Asia has reported 2,35,596 deaths from 1,49,41,122 cases, the Middle East 95,472 deaths from 45,69,336 cases, Africa 85,306 deaths from 34,42,365 cases, and Oceania 945 deaths from 31,624 cases.
US biotechnology firm Moderna on Monday said lab studies showed its COVID-19 vaccine would remain protective against variants of the coronavirus first identified in the United Kingdom and South Africa.
But out of caution, the company will test adding a second booster of its vaccine — to make three shots in total — and has begun preclinical studies on a booster specifically for the South African variant.
President Joe Biden re-imposes a travel ban on most non-US citizens who have been in Britain, Brazil, Ireland and much of Europe and extends the ban to South Africa.
Mexican president Andres Manuel Lopez Obrador is infected but says his symptoms are mild and that he feels optimistic.
The UN’s International Labour Organisation says the pandemic took a ‘massive’ toll on the global labour market last year with the equivalent of more than a quarter of a billion jobs lost.
The Pfizer jab becomes the first vaccine to get the green light in Australia with doses expected in late February.
France’s Pasteur Institute is abandoning its vaccine project saying the first trials had showed it was ‘less effective than hoped.’
New Zealand’s first case in more than two months has been identified as the South African variant.

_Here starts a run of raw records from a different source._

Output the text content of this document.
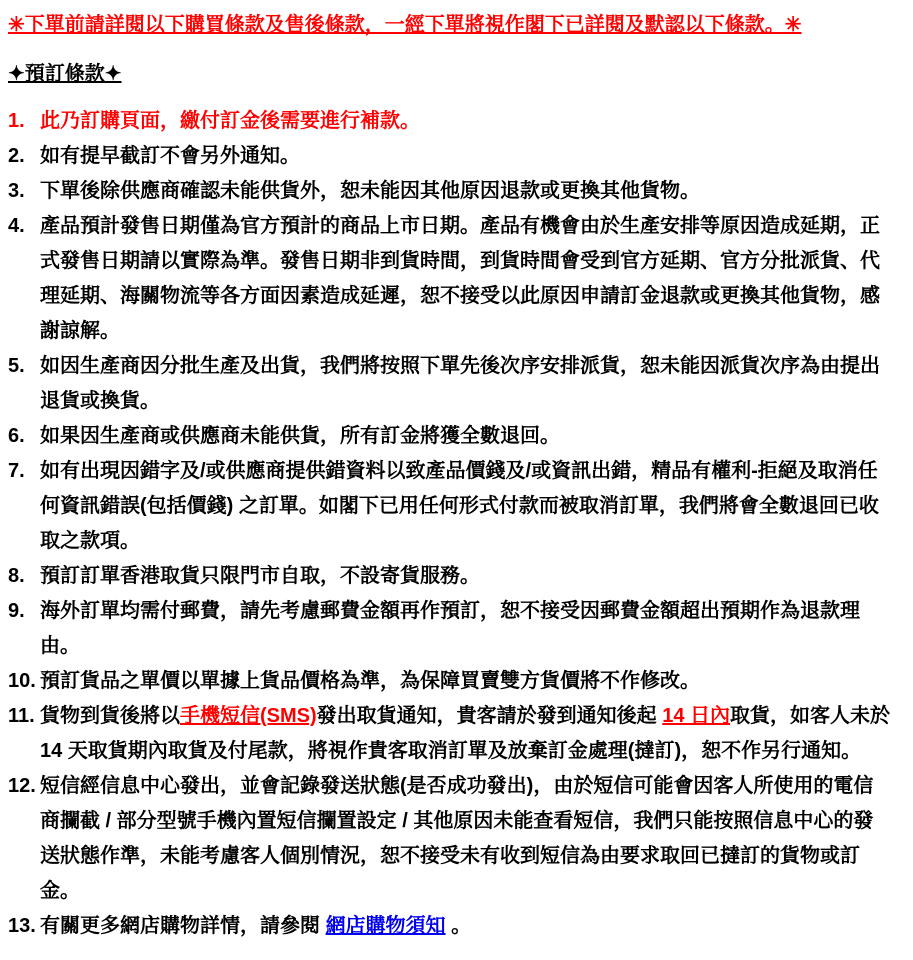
✳下單前請詳閱以下購買條款及售後條款，一經下單將視作閣下已詳閱及默認以下條款。✳
✦預訂條款✦
1. 此乃訂購頁面，繳付訂金後需要進行補款。
2. 如有提早截訂不會另外通知。
3. 下單後除供應商確認未能供貨外，恕未能因其他原因退款或更換其他貨物。
4. 產品預計發售日期僅為官方預計的商品上市日期。產品有機會由於生產安排等原因造成延期，正式發售日期請以實際為準。發售日期非到貨時間，到貨時間會受到官方延期、官方分批派貨、代理延期、海關物流等各方面因素造成延遲，恕不接受以此原因申請訂金退款或更換其他貨物，感謝諒解。
5. 如因生產商因分批生產及出貨，我們將按照下單先後次序安排派貨，恕未能因派貨次序為由提出退貨或換貨。
6. 如果因生產商或供應商未能供貨，所有訂金將獲全數退回。
7. 如有出現因錯字及/或供應商提供錯資料以致產品價錢及/或資訊出錯，精品有權利-拒絕及取消任何資訊錯誤(包括價錢) 之訂單。如閣下已用任何形式付款而被取消訂單，我們將會全數退回已收取之款項。
8. 預訂訂單香港取貨只限門市自取，不設寄貨服務。
9. 海外訂單均需付郵費，請先考慮郵費金額再作預訂，恕不接受因郵費金額超出預期作為退款理由。
10. 預訂貨品之單價以單據上貨品價格為準，為保障買賣雙方貨價將不作修改。
11. 貨物到貨後將以手機短信(SMS)發出取貨通知，貴客請於發到通知後起 14 日內取貨，如客人未於 14 天取貨期內取貨及付尾款，將視作貴客取消訂單及放棄訂金處理(撻訂)，恕不作另行通知。
12. 短信經信息中心發出，並會記錄發送狀態(是否成功發出)，由於短信可能會因客人所使用的電信商攔截 / 部分型號手機內置短信攔置設定 / 其他原因未能查看短信，我們只能按照信息中心的發送狀態作準，未能考慮客人個別情況，恕不接受未有收到短信為由要求取回已撻訂的貨物或訂金。
13. 有關更多網店購物詳情，請參閱 網店購物須知 。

The woman who had been in Europe tested positive 10 days after completing two weeks in isolation.
Russian social media star Serkey Kosenko is kicked out of Bali and banned from returning for at least six months for holding a party that broke virus rules.
In a report entitled ‘The inequality virus’, Oxfam says the pandemic marks the first time since records began that inequality is rising in virtually every country at the same time.
Austria is among the first European countries to make FFP2 masks mandatory, with medical-grade masks now required for those over 14 on public transport and in shops, hospitals and medical practises.
Chinese president Xi Jinping opens a virtual edition of the World Economic Forum known as Davos, referring to the Swiss ski resort where the annual summit usually takes place.
Following the virtual session which runs till Friday, Davos will move in May to Singapore for health and safety reasons, as the city-state has recorded just 29 Covid-19 deaths.
Hong Kong lifts its first neighbourhood lockdown after officials who went door to door to test some 7,000 people found just 13 cases.
A major clinical trial in Canada shows an inexpensive anti-inflammatory drug called colchicine can reduce the risk of complications and death from the virus.